Los cirujanos eliminaron cuidadosamente la gran masa, los quistes de ambos ovarios, un nódulo en el útero y los bultos en el tejido intestinal. Cuando estas muestras fueron examinadas bajo un microscopio, los resultados fueron una mezcla de diferentes condiciones. La gran masa resultó ser un tumor benigno compuesto por sacos llenos de líquido, conocido como cistadenoma seroso. El quiste en su ovario derecho era un teratoma maduro, un tipo de crecimiento que puede contener diversos tejidos como pelo o dientes, mientras que el ovario izquierdo mostraba signos de que el tejido que normalmente sostiene las células de los óvulos estaba creciendo demasiado grueso.
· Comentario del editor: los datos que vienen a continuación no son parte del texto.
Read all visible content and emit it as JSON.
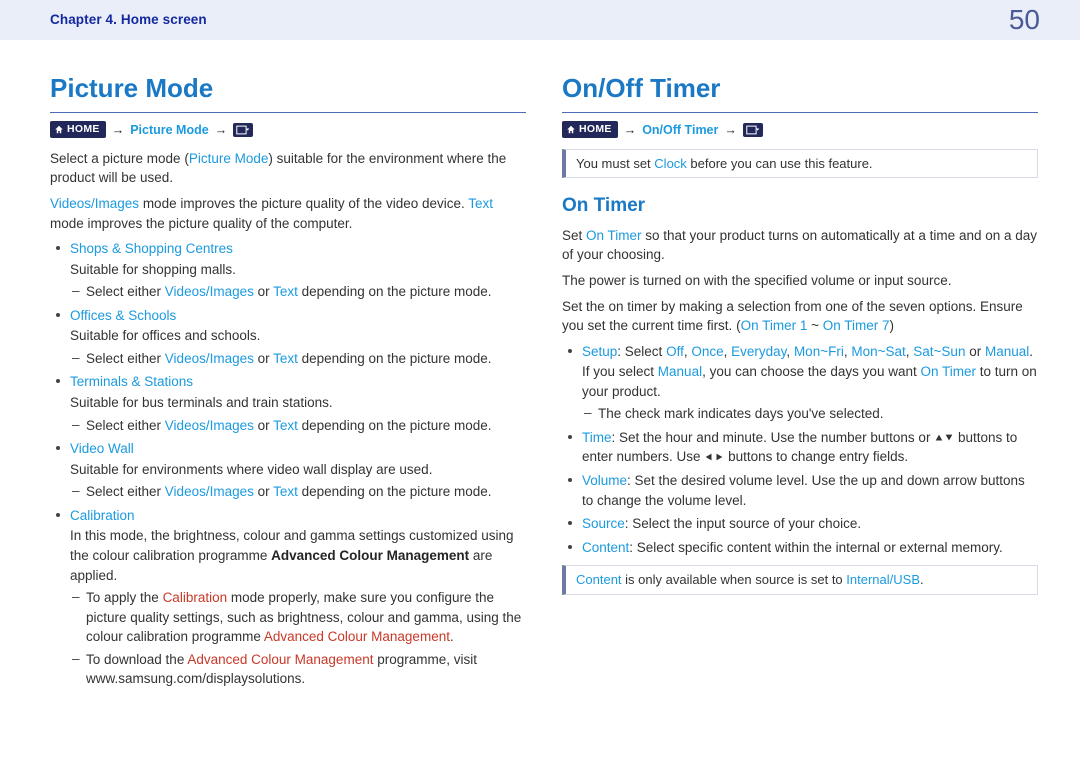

Esta combinación de múltiples tumores diferentes y crecimiento excesivo de tejido en una sola paciente era algo que los investigadores nunca habían visto en alguien con este síndrome.

Después de la cirugía, el equipo médico centró su atención en por qué ella nunca había tenido un periodo. Determinaron que los altos niveles de hormonas masculinas eran probablemente la causa. Para ayudar a regular su ciclo, le recetaron una combinación de hormonas en forma de pastillas. En un mes, comenzó a sangrar por primera vez y sus periodos se volvieron regulares. Sin embargo, su viaje no estuvo exento de nuevos desafíos. Tres meses después de comenzar las pastillas hormonales, desarrolló un coágulo de sangre en la pierna, un riesgo conocido para las personas con síndrome de Proteus debido a sus vasos sanguíneos anormales. Los médicos trataron esto con medicación anticoagulante, y desde entonces ha sido monitoreada de cerca por un equipo de especialistas.

Este caso es significativo porque revela una gama mucho más amplia de problemas ginecológicos de lo que se conocía previamente para las pacientes con síndrome de Proteus. Mientras que otros informes han mencionado tumores únicos o sangrado irregular, esta paciente presentó una rara combinación de múltiples tumores, cicatrización severa y desequilibrios hormonales, todo al mismo tiempo. Los investigadores sugieren que el mismo error genético que hace que el cuerpo crezca de manera desigual también está impulsando a los ovarios a producir demasiadas células y hormonas. Este hallazgo ayuda a explicar por qué algunas pacientes desarrollan síntomas que parecen un trastorno hormonal común llamado síndrome de ovario poliquístico, a pesar de no tener los factores de riesgo típicos como la obesidad. También resalta la necesidad crítica de que los médicos realicen un cribado a las mujeres jóvenes con este síndrome para detectar masas pélvicas y vigilar de cerca su desarrollo, ya que la detección temprana puede conducir a mejores resultados. El caso sirve como un recordatorio de que, para las pacientes con condiciones genéticas complejas, el cuerpo puede presentar un conjunto de desafíos únicos e intrincados que requieren una atención cuidadosa y coordinada de muchos diferentes expertos médicos.